Ms. Artichoker started her career as a counselor on the Rosebud reservation and worked in a group home. She then worked in detention for the Oglala Sioux Tribe and ended up working in the psychiatric ward at the IHS facility. She worked at Sioux San Hospital, the Indian Health Service, in 1981 as a mental health technician in Rapid City. She later became involved with the South Dakota Coalition Against Domestic Violence & Sexual Assault.

In 1987, she started work with others on Pine Ridge to bring about an end to domestic violence on the reservation. A three-year grant funded the Medicine Wheel project which became a tribal program until it was established as Cangleska, Inc., a 501(c)3 nonprofit organization in 1996.

 

Carmen O’Leary is an enrolled member of the Cheyenne River Sioux Tribe and serves as a co-coordinator of the Society. She is a graduate of Black Hills State University. Ms. O’Leary has 17 years of advocacy and supervisory experience at Sacred Heart Women’s Shelter in Eagle Butte, South Dakota. She is a licensed legal advocate in the Cheyenne River Sioux Court and a former tribal magistrate. Ms. O'Leary has worked as a social worker for the South Dakota Department of Social Services.

She served on the board of directors for the South Dakota Coalition Against Domestic Violence and Sexual Assault and has served in numerous leadership positions in the organization including co-chair of the board of directors.

Prior to coming to the Society, Ms. O’Leary organized and planned grant writing activities for Missouri Breaks Industries Research Inc., an organization conducting medical research.

 

Ms. O'Leary organized the structure in which grant activities could be effectively and efficiently conducted. She served on the faculty for Mending the Sacred Hoop, Sacred Circle, Center for Sex Offenders Management and National State Courts to provide workshops and presentations to native advocacy organizations as well as non-native programs and institutions throughout the United States.
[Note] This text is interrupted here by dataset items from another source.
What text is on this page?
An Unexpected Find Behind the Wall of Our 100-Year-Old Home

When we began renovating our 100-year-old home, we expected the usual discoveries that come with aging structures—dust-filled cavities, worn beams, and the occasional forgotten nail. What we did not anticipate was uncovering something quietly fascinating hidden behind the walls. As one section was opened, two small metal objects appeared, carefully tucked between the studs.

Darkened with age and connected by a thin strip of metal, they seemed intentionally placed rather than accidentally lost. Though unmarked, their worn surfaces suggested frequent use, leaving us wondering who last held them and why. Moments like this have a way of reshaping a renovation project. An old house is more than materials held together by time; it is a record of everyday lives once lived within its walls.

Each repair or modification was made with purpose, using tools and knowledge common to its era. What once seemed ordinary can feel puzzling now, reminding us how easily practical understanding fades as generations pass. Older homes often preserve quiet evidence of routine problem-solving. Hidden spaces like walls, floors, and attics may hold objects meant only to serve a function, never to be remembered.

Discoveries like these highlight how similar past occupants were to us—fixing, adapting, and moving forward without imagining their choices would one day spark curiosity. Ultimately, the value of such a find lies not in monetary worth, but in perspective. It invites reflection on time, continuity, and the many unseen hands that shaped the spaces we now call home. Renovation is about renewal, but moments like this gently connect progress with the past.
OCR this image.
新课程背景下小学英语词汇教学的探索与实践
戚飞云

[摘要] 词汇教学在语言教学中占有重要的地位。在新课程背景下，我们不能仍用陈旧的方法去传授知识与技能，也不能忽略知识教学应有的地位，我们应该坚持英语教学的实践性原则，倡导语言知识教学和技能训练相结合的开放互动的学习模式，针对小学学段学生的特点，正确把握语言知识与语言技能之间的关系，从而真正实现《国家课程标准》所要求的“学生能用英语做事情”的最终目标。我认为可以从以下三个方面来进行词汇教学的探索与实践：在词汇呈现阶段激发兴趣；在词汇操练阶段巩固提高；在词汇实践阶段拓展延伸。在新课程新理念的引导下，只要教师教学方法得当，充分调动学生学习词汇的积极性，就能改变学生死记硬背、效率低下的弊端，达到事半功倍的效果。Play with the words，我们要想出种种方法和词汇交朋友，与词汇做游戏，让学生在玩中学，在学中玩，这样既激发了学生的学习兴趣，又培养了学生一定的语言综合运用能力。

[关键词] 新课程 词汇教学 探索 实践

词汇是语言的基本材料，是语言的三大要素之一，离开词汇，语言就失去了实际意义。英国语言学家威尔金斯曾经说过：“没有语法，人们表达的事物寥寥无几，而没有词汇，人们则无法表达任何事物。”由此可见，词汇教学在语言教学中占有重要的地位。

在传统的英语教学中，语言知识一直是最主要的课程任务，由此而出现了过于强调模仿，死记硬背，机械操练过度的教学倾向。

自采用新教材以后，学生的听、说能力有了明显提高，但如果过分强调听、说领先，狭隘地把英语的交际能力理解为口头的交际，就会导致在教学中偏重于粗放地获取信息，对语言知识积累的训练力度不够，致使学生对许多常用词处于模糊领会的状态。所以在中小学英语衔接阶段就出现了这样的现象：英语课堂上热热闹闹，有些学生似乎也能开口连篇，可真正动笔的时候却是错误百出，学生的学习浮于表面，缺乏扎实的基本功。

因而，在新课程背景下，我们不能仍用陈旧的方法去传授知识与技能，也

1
She has conducted training with non-native law enforcement officers through the Federal Law Enforcement Training Center’s Indian Country initiative.

 

Cecelia Fire Thunder has been a co-coordinator of the Society since it was estiblished. She served as the first woman tribal president of the Oglala Sioux Tribe and is serving her fourth four-year term on Little Wound School Board. Ms. Fire Thunder, a former licensed practical nurse,  is a widely-known advocate for wellness and women’s issues. She has been active in efforts to recover and revive use of the Lakota language. Ms. Fire Thnder was one of the original founders of the National Organization on Fetal Alcohol Syndrome (NOFAS).

She also serves as president of the Board for KILI Radio and hosts the community healing programs. Her skills include excellent translation of English into Lakota, and she is recognized internationally for her traditional doll making. Ms. Fire Thunder, who left the reservation in her youth, spent several years in California as a labor organizer before returning to the Pine Ridge Reservation. She ran a grass roots campaign visiting communities across the reservation.

 

Verlaine Gullickson has been a consultant for Cangleska, Inc. and Wiconi Wawokiya, Inc. since 2004. Ms. Gullickson is a graduate of North Dakota State University and Minnesota State University. She holds a master’s degree in Women’s Studies.

From 1995 to 2004, Ms. Gullickson served as co-director of the South Dakota Coalition Against Domestic Violence and Sexual Assault. She worked to develop and implement several projects and programs of the Coalition including a shelter for women of color in Sioux Falls and three satellite programs in remote rural areas of South Dakota. She and Karen Artichoker are the authors of Raising Public Awareness on Domestic Violence in Indian Country.

Ms.Gullickson worked in the offices of the North Dakota Lt. Governor and the North Dakota Attorney General. She was an executive assistant to the Insurance Commissioner for eight years.